Elsewhere in the building were students learning how to conduct
ultrasound examinations, under the watchful eye of Michelle Weemaes, assistant professor, and take X-rays, led by Michelle “Mickey” Mills, a laboratory assistant with amazing enthusiasm. And then, down in the basement, came my favorite of the day, nuclear medicine.
“I call it a reverse X-ray,” said Sheila MacEachron, associate
professor. “In an X-ray, beams shoot through you and produce a
picture. With these cameras, we give patients a very small amount of
a radioactive substance, either in a gas or an injection, and we take
pictures of them with a camera that is sensitive to the radioactivity.
And that gives us much more than a static X-ray picture. We can take videos of hearts pumping and bones moving.”
The stuff they use? Mostly, Technetium-99m, a very low-energy radioactive isotope with a very short half-life, just about long enough for a test. The total radioactive dose? About what you’d get lying out in the sun on a beach for a couple of days.

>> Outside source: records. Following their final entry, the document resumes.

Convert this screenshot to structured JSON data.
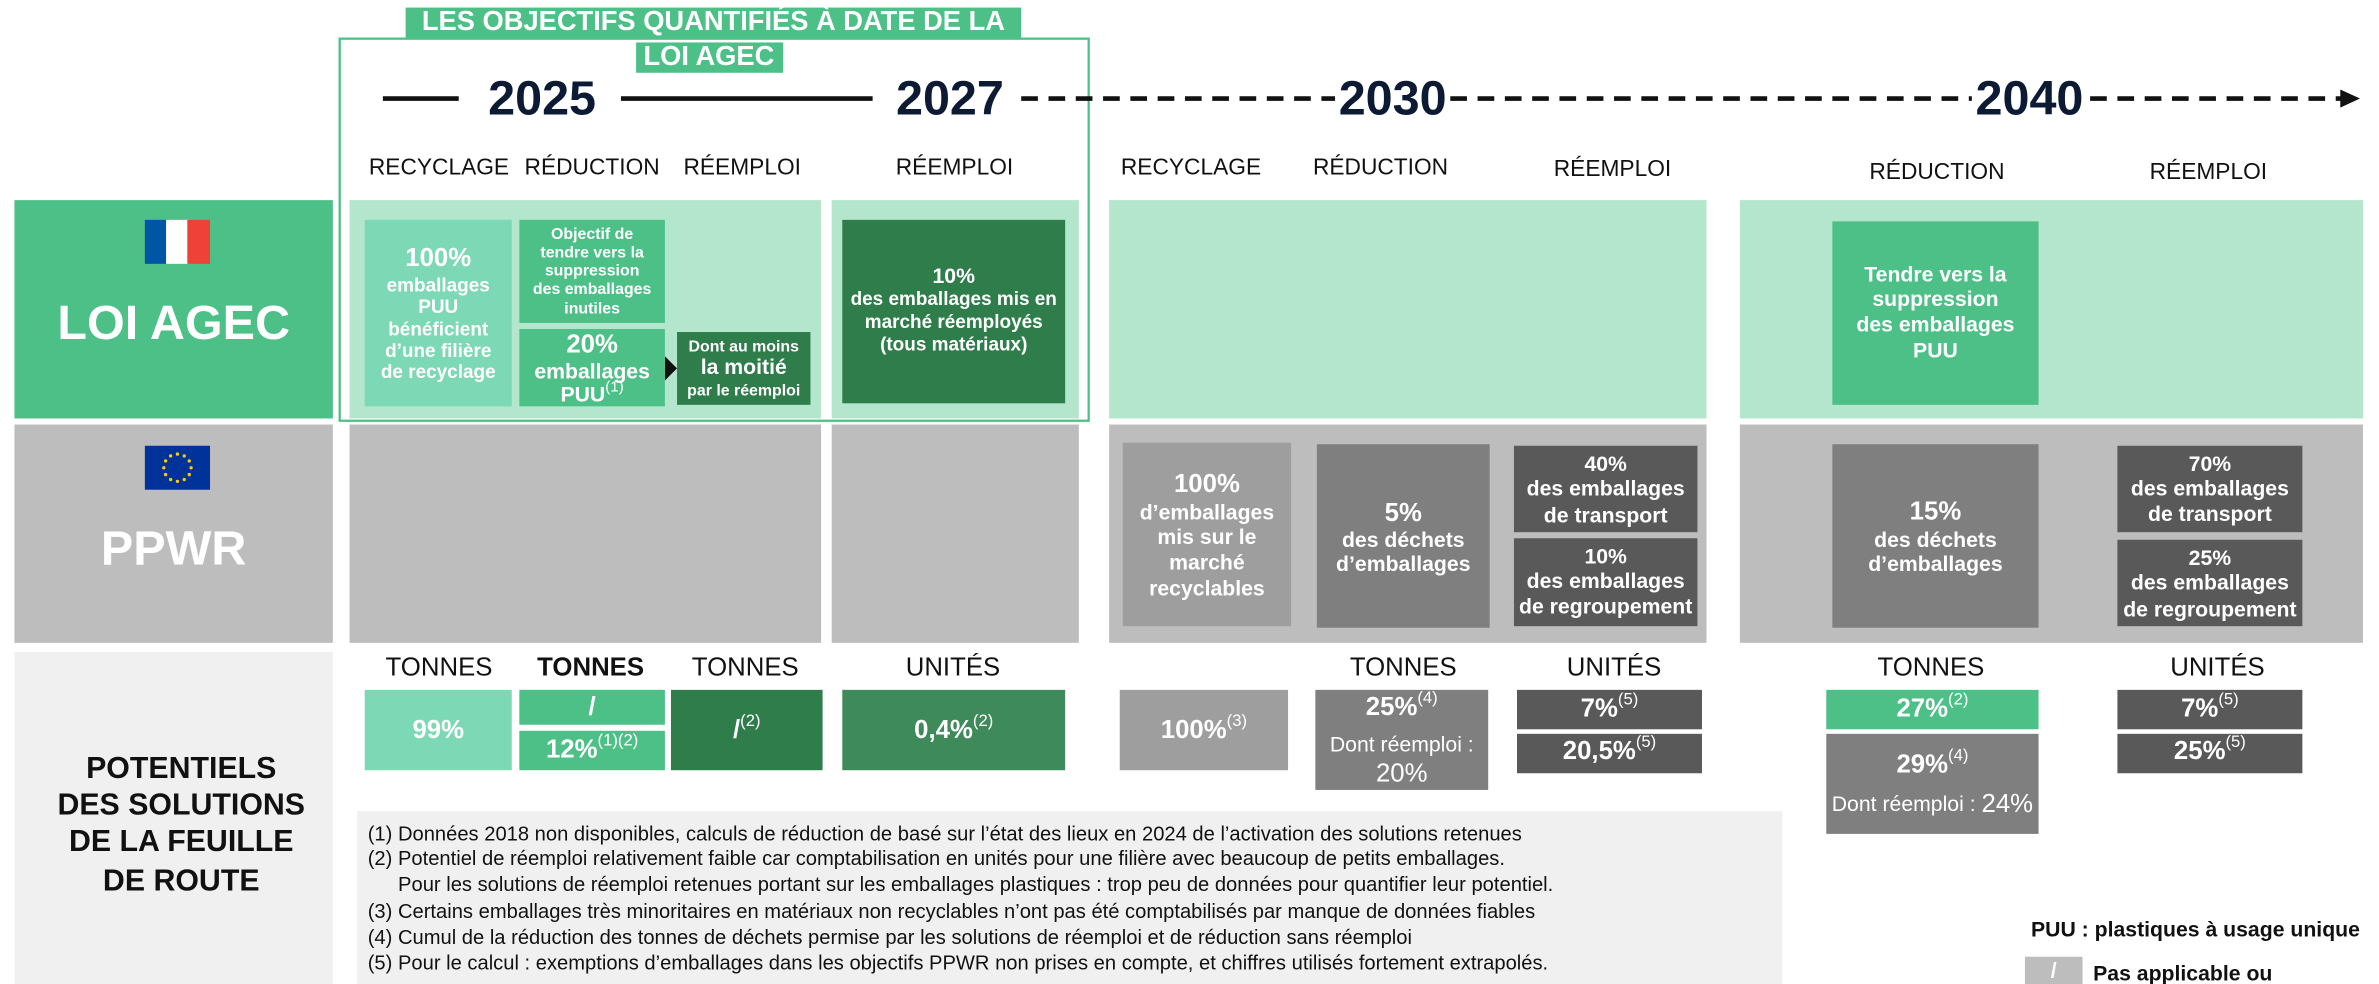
{
  "title_lines": [
    "LES OBJECTIFS QUANTIFIÉS À DATE DE LA",
    "LOI AGEC"
  ],
  "years": [
    "2025",
    "2027",
    "2030",
    "2040"
  ],
  "column_headers": [
    "RECYCLAGE",
    "RÉDUCTION",
    "RÉEMPLOI",
    "RÉEMPLOI",
    "RECYCLAGE",
    "RÉDUCTION",
    "RÉEMPLOI",
    "RÉDUCTION",
    "RÉEMPLOI"
  ],
  "rows": {
    "agec": "LOI AGEC",
    "ppwr": "PPWR",
    "potentials": [
      "POTENTIELS",
      "DES SOLUTIONS",
      "DE LA FEUILLE",
      "DE ROUTE"
    ]
  },
  "agec_boxes": [
    {
      "lines": [
        "100%",
        "emballages",
        "PUU",
        "bénéficient",
        "d’une filière",
        "de recyclage"
      ]
    },
    {
      "lines": [
        "Objectif de",
        "tendre vers la",
        "suppression",
        "des emballages",
        "inutiles"
      ]
    },
    {
      "lines": [
        "20%",
        "emballages",
        "PUU"
      ],
      "note": "(1)"
    },
    {
      "lines": [
        "Dont au moins",
        "la moitié",
        "par le réemploi"
      ]
    },
    {
      "lines": [
        "10%",
        "des emballages mis en",
        "marché réemployés",
        "(tous matériaux)"
      ]
    },
    {
      "lines": [
        "Tendre vers la",
        "suppression",
        "des emballages",
        "PUU"
      ]
    }
  ],
  "ppwr_boxes": [
    {
      "lines": [
        "100%",
        "d’emballages",
        "mis sur le",
        "marché",
        "recyclables"
      ]
    },
    {
      "lines": [
        "5%",
        "des déchets",
        "d’emballages"
      ]
    },
    {
      "lines": [
        "40%",
        "des emballages",
        "de transport"
      ]
    },
    {
      "lines": [
        "10%",
        "des emballages",
        "de regroupement"
      ]
    },
    {
      "lines": [
        "15%",
        "des déchets",
        "d’emballages"
      ]
    },
    {
      "lines": [
        "70%",
        "des emballages",
        "de transport"
      ]
    },
    {
      "lines": [
        "25%",
        "des emballages",
        "de regroupement"
      ]
    }
  ],
  "potential_units": [
    "TONNES",
    "TONNES",
    "TONNES",
    "UNITÉS",
    "TONNES",
    "UNITÉS",
    "TONNES",
    "UNITÉS"
  ],
  "potential_values": [
    {
      "value": "99%"
    },
    {
      "value": "/"
    },
    {
      "value": "12%",
      "note": "(1)(2)"
    },
    {
      "value": "/",
      "note": "(2)"
    },
    {
      "value": "0,4%",
      "note": "(2)"
    },
    {
      "value": "100%",
      "note": "(3)"
    },
    {
      "value": "25%",
      "note": "(4)",
      "extra": [
        "Dont réemploi :",
        "20%"
      ]
    },
    {
      "value": "7%",
      "note": "(5)"
    },
    {
      "value": "20,5%",
      "note": "(5)"
    },
    {
      "value": "27%",
      "note": "(2)"
    },
    {
      "value": "29%",
      "note": "(4)",
      "extra": [
        "Dont réemploi : ",
        "24%"
      ]
    },
    {
      "value": "7%",
      "note": "(5)"
    },
    {
      "value": "25%",
      "note": "(5)"
    }
  ],
  "footnotes": [
    "(1) Données 2018 non disponibles, calculs de réduction de basé sur l’état des lieux en 2024 de l’activation des solutions retenues",
    "(2) Potentiel de réemploi relativement faible car comptabilisation en unités pour une filière avec beaucoup de petits emballages.",
    "Pour les solutions de réemploi retenues portant sur les emballages plastiques : trop peu de données pour quantifier leur potentiel.",
    "(3) Certains emballages très minoritaires en matériaux non recyclables n’ont pas été comptabilisés par manque de données fiables",
    "(4) Cumul de la réduction des tonnes de déchets permise par les solutions de réemploi et de réduction sans réemploi",
    "(5) Pour le calcul : exemptions d’emballages dans les objectifs PPWR non prises en compte, et chiffres utilisés fortement extrapolés."
  ],
  "legend": {
    "puu": "PUU : plastiques à usage unique",
    "na_symbol": "/",
    "na": "Pas applicable ou"
  }
}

Ferris has had a nuclear medicine program since 1974, and offers
instruction to students in both Big Rapids and Grand Rapids. The
program’s interns go to hospitals all over Michigan, from Detroit to
Marquette.
MacEachron is fiercely proud of her program, saying Ferris is one of
the few schools in the country that has all the medical hardware
students will use on the job in a university setting — no need to go to a hospital and try to get in a moment between patients to try it out.
So ended my morning at the home of the Bulldogs, Ferris State
(which just knocked off previously undefeated Michigan Tech in
football, by the way). Once again, this was a great visit to a hard-core
tech school that’s virtually unknown as a science and engineering
powerhouse in the Detroit area. Well, consider that changed, just a
bit.
Oh, and for those of you interested in more information on summer
STEM camps at Ferris, here’s that.
As for me? I’m off to Grand Rapids tomorrow for meetings on STEM
outreach at Grand Valley State University, the explosively growing
West Michigan school. Looking forward to meeting some Lakers!